米兵による性的暴行事件の続発を受けた緊急抗議集会で、大学院生の島袋里穂さん(28)=うるま市=がマイクを握り「もううんざりと叫びたくなる」と憤りをあらわにした。現在、フィンランドのトゥルク大学大学院でジェンダー学を学ぶ。6月に帰国して事件のニュースを聞き、抗議集会へ足を運んだ。
集会での登壇のオファーがあった時は「集会の度に被害者がつらい記憶を思い出すことになり、苦しみを再生産してしまうのでは」と引き受けるか迷った。だが、同世代やさらに若い女性への性暴力が繰り返される現状に「黙ってはいられない」とマイクを握った。

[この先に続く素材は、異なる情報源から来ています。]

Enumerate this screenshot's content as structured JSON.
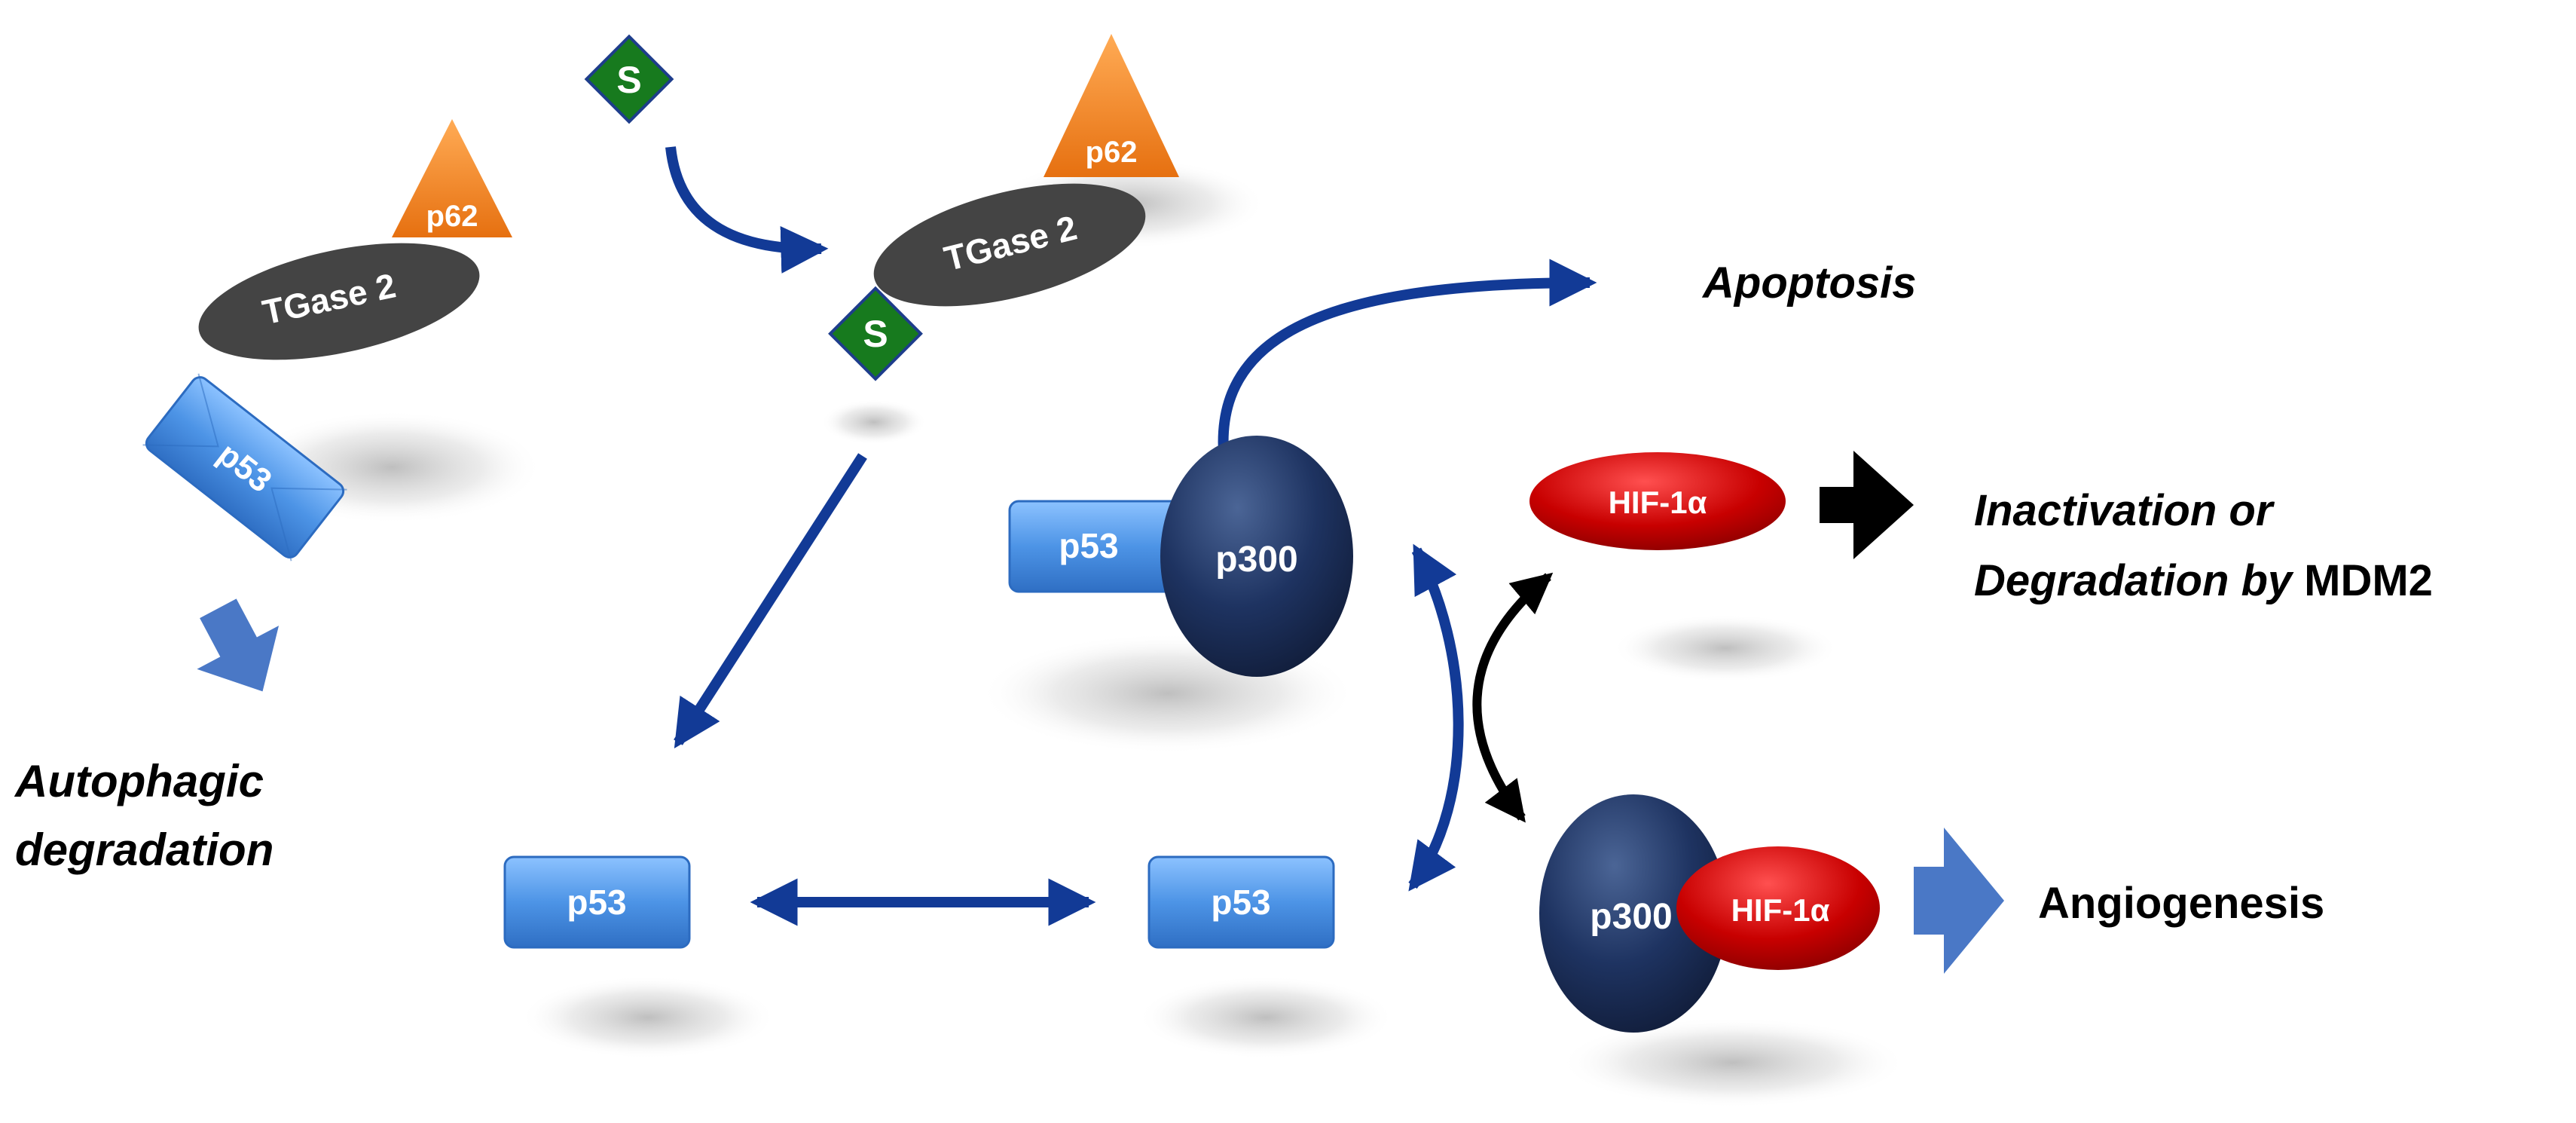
{
  "molecules": {
    "s_free": "S",
    "s_bound": "S",
    "p62_left": "p62",
    "p62_right": "p62",
    "tgase_left": "TGase 2",
    "tgase_right": "TGase 2",
    "p53_left": "p53",
    "p53_complex": "p53",
    "p53_bottom_left": "p53",
    "p53_bottom_right": "p53",
    "p300_top": "p300",
    "p300_bottom": "p300",
    "hif_top": "HIF-1α",
    "hif_bottom": "HIF-1α"
  },
  "outcomes": {
    "autophagic_line1": "Autophagic",
    "autophagic_line2": "degradation",
    "apoptosis": "Apoptosis",
    "inactivation_line1": "Inactivation or",
    "inactivation_line2_italic": "Degradation by",
    "inactivation_line2_normal": "MDM2",
    "angiogenesis": "Angiogenesis"
  },
  "colors": {
    "arrow_blue": "#123a96",
    "block_arrow_blue": "#4a78c6",
    "p53_blue": "#4d94e6",
    "tgase_gray": "#444444",
    "p62_orange": "#f0821e",
    "s_green": "#177a1e",
    "p300_navy": "#1b2d52",
    "hif_red": "#c00000",
    "black_arrow": "#000000"
  }
}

大学院では、米軍基地に関する性暴力や、沖縄の女性が日本のメディアでどのように描かれているのかなどを研究している。沖縄キリスト教学院大学時代に、沖縄の女性が置かれた現状や人権が軽視されてきた歴史などを学んだ。30代女性首相が誕生するなどジェンダー格差への取り組みが革新的なフィンランドに進学した。卒業後は性暴力被害者の支援に携わる考えだ。
スピーチでは、過去の政治家や米軍関係者から女性を軽視した発言が出ていることに触れ、「1995年の事件から彼らの人権の意識は変わっていない」と指摘した。
沖縄の家父長制の社会にも問題があるとし、「米軍関連かどうかに関わらず、性暴力が報道されづらい。プライバシーを守ることは重要だが、被害に遭ったことが恥ずかしいという風潮を改めないといけない」と話すと、会場から拍手が湧いた。
島袋さんは性暴力の責任は100%加害者にあり、声を上げられずに苦しんでいる被害者が多くいると訴えた。「女性の安全保障は人権問題であるということが、どの立場の人でも当たり前の共通認識になることを願う」と力強く締めくくった。